I almost tweeted, “Fuck you, Stephen King.”
Why was I so angry? I was angry because he expected me to read and write for four to six hours a day. Write 2000 words a day, read a novel each week. I was quite proud of my 55K words this year until he talked about the 180K he pumps out in just three months. The implication was that if I did anything less I was either not committed to the craft, or I lacked talent.
If only I scored an early success in the literary lottery, Mr. King. If only I had even a fraction of your bank account, Mr. King. If only I didn’t have to work 12 hours a day just to pay the bills.
I wanted to explain to Mr. King that I wrote most of my first novel while working as a security guard on the night shift. I drank coffee by the pot and I wrote; I acted out scenes in the parking lot with a dozen or so bats swooping over my head. I went straight from there to my job at the registrar’s office helping veterans submit GI Bill claims. Sometimes I went to class. I got home around five and puked out freelance ad copy; I wrote product reviews at $20 a blurb until I fell asleep at the computer. Sometimes I made it into bed before the alarm sounded and another night of guard duty began.

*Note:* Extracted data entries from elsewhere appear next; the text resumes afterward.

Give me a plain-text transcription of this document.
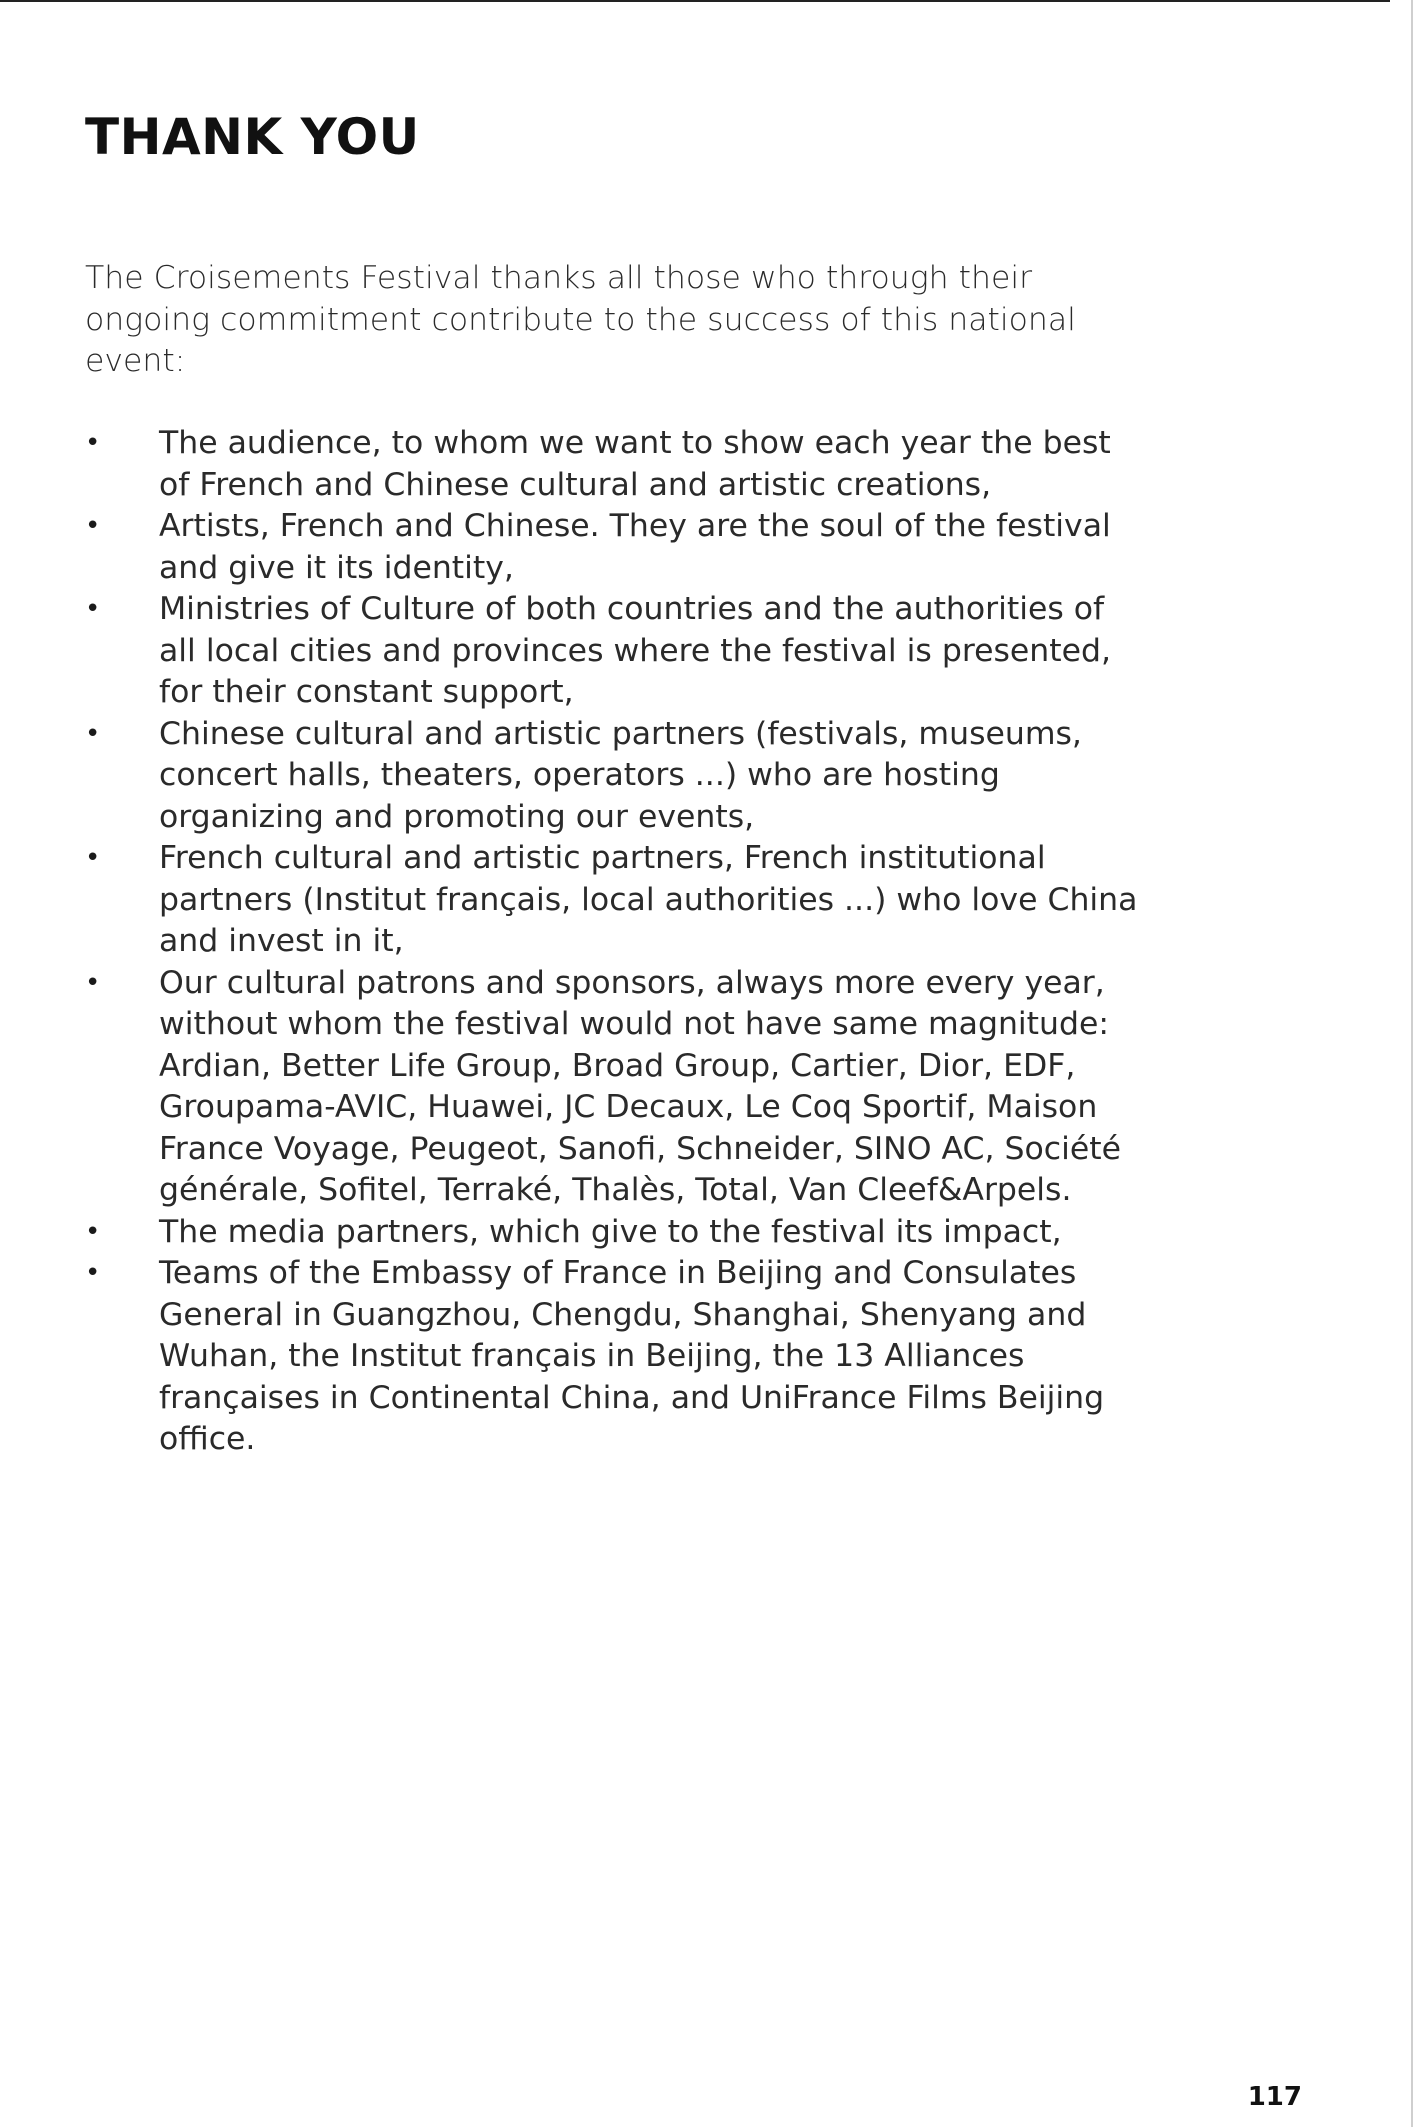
THANK YOU

The Croisements Festival thanks all those who through their ongoing commitment contribute to the success of this national event:

•	The audience, to whom we want to show each year the best of French and Chinese cultural and artistic creations,
•	Artists, French and Chinese. They are the soul of the festival and give it its identity,
•	Ministries of Culture of both countries and the authorities of all local cities and provinces where the festival is presented, for their constant support,
•	Chinese cultural and artistic partners (festivals, museums, concert halls, theaters, operators ...) who are hosting organizing and promoting our events,
•	French cultural and artistic partners, French institutional partners (Institut français, local authorities ...) who love China and invest in it,
•	Our cultural patrons and sponsors, always more every year, without whom the festival would not have same magnitude: Ardian, Better Life Group, Broad Group, Cartier, Dior, EDF, Groupama-AVIC, Huawei, JC Decaux, Le Coq Sportif, Maison France Voyage, Peugeot, Sanofi, Schneider, SINO AC, Société générale, Sofitel, Terraké, Thalès, Total, Van Cleef&Arpels.
•	The media partners, which give to the festival its impact,
•	Teams of the Embassy of France in Beijing and Consulates General in Guangzhou, Chengdu, Shanghai, Shenyang and Wuhan, the Institut français in Beijing, the 13 Alliances françaises in Continental China, and UniFrance Films Beijing office.

117
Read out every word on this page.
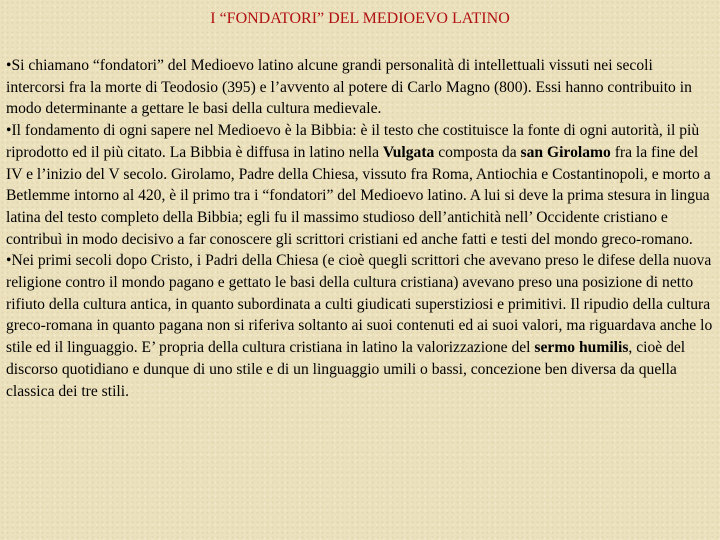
I “FONDATORI” DEL MEDIOEVO LATINO

•Si chiamano “fondatori” del Medioevo latino alcune grandi personalità di intellettuali vissuti nei secoli intercorsi fra la morte di Teodosio (395) e l’avvento al potere di Carlo Magno (800). Essi hanno contribuito in modo determinante a gettare le basi della cultura medievale.

•Il fondamento di ogni sapere nel Medioevo è la Bibbia: è il testo che costituisce la fonte di ogni autorità, il più riprodotto ed il più citato. La Bibbia è diffusa in latino nella Vulgata composta da san Girolamo fra la fine del IV e l’inizio del V secolo. Girolamo, Padre della Chiesa, vissuto fra Roma, Antiochia e Costantinopoli, e morto a Betlemme intorno al 420, è il primo tra i “fondatori” del Medioevo latino. A lui si deve la prima stesura in lingua latina del testo completo della Bibbia; egli fu il massimo studioso dell’antichità nell’ Occidente cristiano e contribuì in modo decisivo a far conoscere gli scrittori cristiani ed anche fatti e testi del mondo greco-romano.

•Nei primi secoli dopo Cristo, i Padri della Chiesa (e cioè quegli scrittori che avevano preso le difese della nuova religione contro il mondo pagano e gettato le basi della cultura cristiana) avevano preso una posizione di netto rifiuto della cultura antica, in quanto subordinata a culti giudicati superstiziosi e primitivi. Il ripudio della cultura greco-romana in quanto pagana non si riferiva soltanto ai suoi contenuti ed ai suoi valori, ma riguardava anche lo stile ed il linguaggio. E’ propria della cultura cristiana in latino la valorizzazione del sermo humilis, cioè del discorso quotidiano e dunque di uno stile e di un linguaggio umili o bassi, concezione ben diversa da quella classica dei tre stili.
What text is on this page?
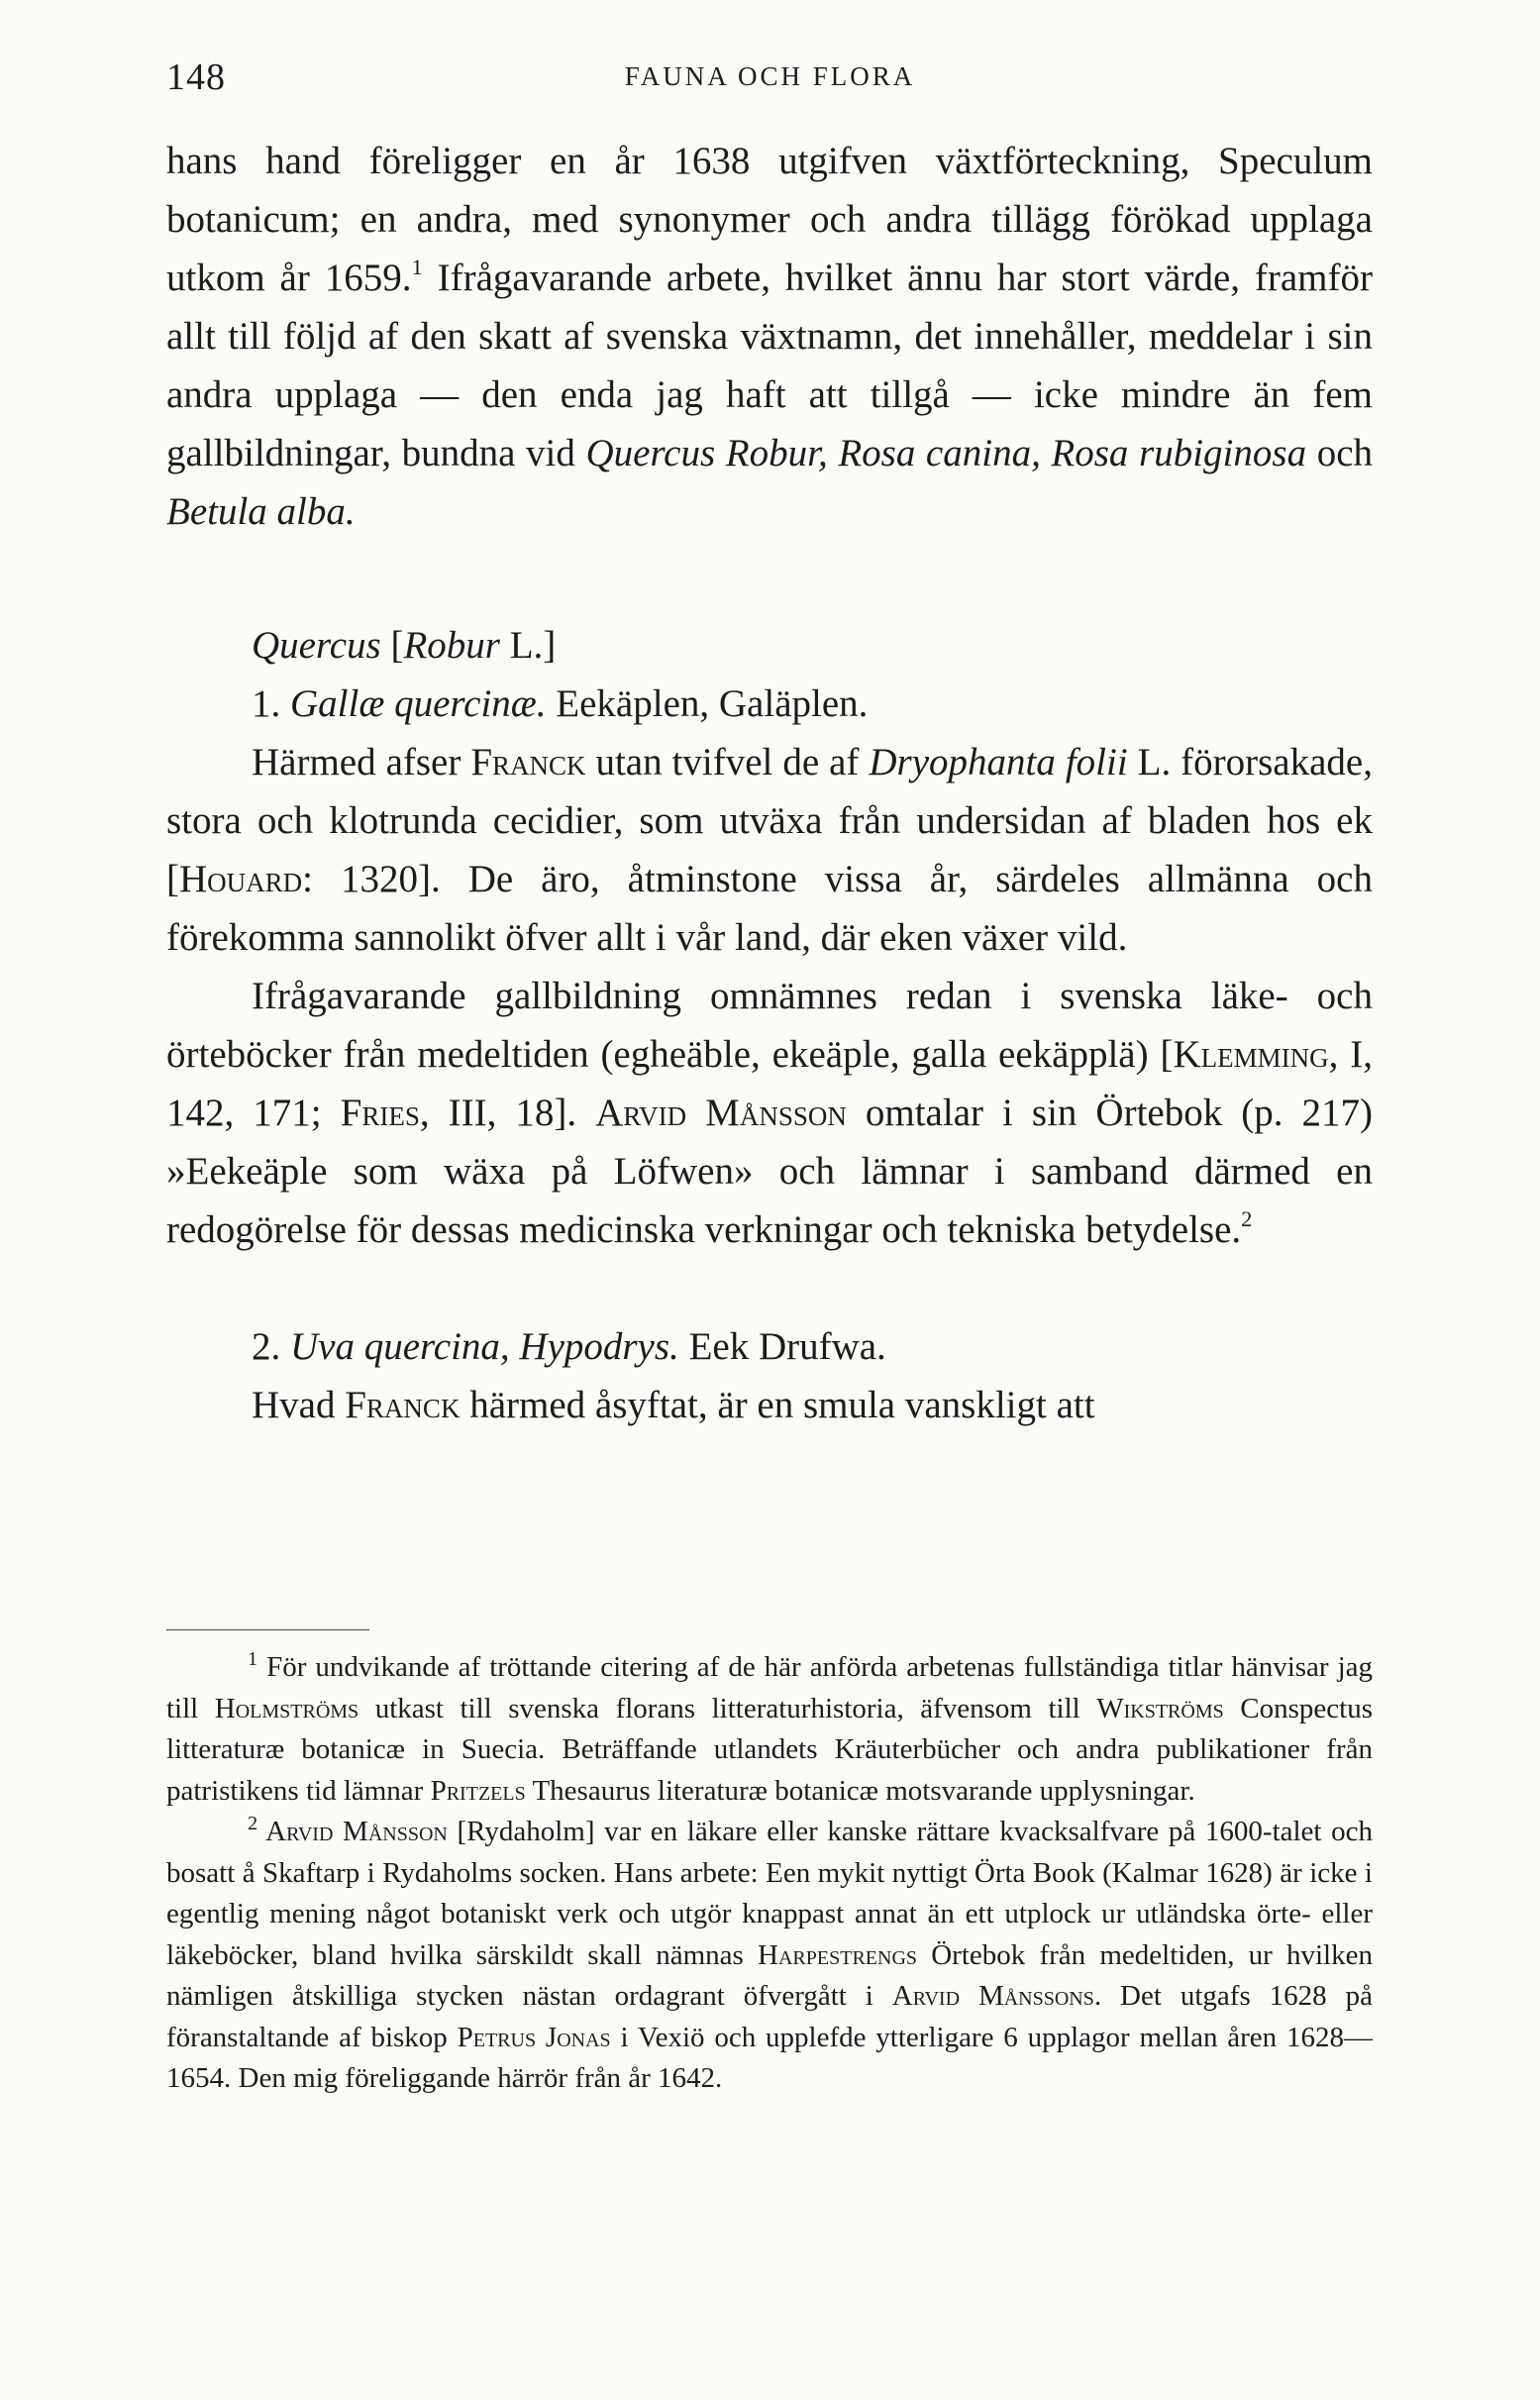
148	FAUNA OCH FLORA

hans hand föreligger en år 1638 utgifven växtförteckning, Speculum botanicum; en andra, med synonymer och andra tillägg förökad upplaga utkom år 1659.$^1$ Ifrågavarande arbete, hvilket ännu har stort värde, framför allt till följd af den skatt af svenska växtnamn, det innehåller, meddelar i sin andra upplaga — den enda jag haft att tillgå — icke mindre än fem gallbildningar, bundna vid Quercus Robur, Rosa canina, Rosa rubiginosa och Betula alba.

Quercus [Robur L.]

1. Gallæ quercinæ. Eekäplen, Galäplen.

Härmed afser Franck utan tvifvel de af Dryophanta folii L. förorsakade, stora och klotrunda cecidier, som utväxa från undersidan af bladen hos ek [Houard: 1320]. De äro, åtminstone vissa år, särdeles allmänna och förekomma sannolikt öfver allt i vår land, där eken växer vild.

Ifrågavarande gallbildning omnämnes redan i svenska läke- och örteböcker från medeltiden (egheäble, ekeäple, galla eekäpplä) [Klemming, I, 142, 171; Fries, III, 18]. Arvid Månsson omtalar i sin Örtebok (p. 217) »Eekeäple som wäxa på Löfwen» och lämnar i samband därmed en redogörelse för dessas medicinska verkningar och tekniska betydelse.$^2$

2. Uva quercina, Hypodrys. Eek Drufwa.

Hvad Franck härmed åsyftat, är en smula vanskligt att

$^1$ För undvikande af tröttande citering af de här anförda arbetenas fullständiga titlar hänvisar jag till Holmströms utkast till svenska florans litteraturhistoria, äfvensom till Wikströms Conspectus litteraturæ botanicæ in Suecia. Beträffande utlandets Kräuterbücher och andra publikationer från patristikens tid lämnar Pritzels Thesaurus literaturæ botanicæ motsvarande upplysningar.

$^2$ Arvid Månsson [Rydaholm] var en läkare eller kanske rättare kvacksalfvare på 1600-talet och bosatt å Skaftarp i Rydaholms socken. Hans arbete: Een mykit nyttigt Örta Book (Kalmar 1628) är icke i egentlig mening något botaniskt verk och utgör knappast annat än ett utplock ur utländska örte- eller läkeböcker, bland hvilka särskildt skall nämnas Harpestrengs Örtebok från medeltiden, ur hvilken nämligen åtskilliga stycken nästan ordagrant öfvergått i Arvid Månssons. Det utgafs 1628 på föranstaltande af biskop Petrus Jonas i Vexiö och upplefde ytterligare 6 upplagor mellan åren 1628—1654. Den mig föreliggande härrör från år 1642.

Years later, not much has really changed. Yes, I did add my very own novel to my bookshelf; a few people that aren’t family have even read it. But nowadays I work a day job with an hour-long commute. I eat dinner, catch up on email, and do my own book marketing. I struggle to get an hour at the computer to write; my goal is a measly 500 words a day. I fall asleep with my Kindle on my lap; my battery life is horrendous and the damn thing thinks it takes me four hours to read a single page.
I wanted to ask Mr. King that if all of that isn’t commitment, what is? I wanted to scream, “You suck, Stephen King!”
And then… Stephen King contacted me… Telepathically.
He said, “Toughen up, cupcake.”
The words vibrated through my skull. I looked around the room and no one was there but me. My phone and the computer were both off. I was reading a paper copy of his book since my Kindle was still charging.
I thought, “Why are you so mean and condescending, Mr. King? Why crush my dreams?”
He said, “I’m a bully. I like bullying writers.”
I thought, “You make me so angry. What do you do when you are not destroying inferior writers?”
“I kill kittens and harvest their blood for my fountain pen.”
“You are evil, Stephen King.”
“What did you expect? I’m Stephen-fucking-King. Are we done here?”
And that was all. The voice was gone. I sat in the dark of my office and wondered if I had imagined it all. It didn’t matter though. Mr. King had won. Those few chapters of his book angered me so much that I pounded out this blog out at 1:19 A.M. after I slogged through about 1500 words of my second novel. Yes, he inspired me to triple my productivity. I will probably have to give up sleep and jeopardize my job. But, I am a writer. Writer’s write. I’ll keep churning out words in hopes I finally arrange them in some divine order. Thank you, Mr. King. I guess.
“You’re welcome. Now stop whining and keep writing.”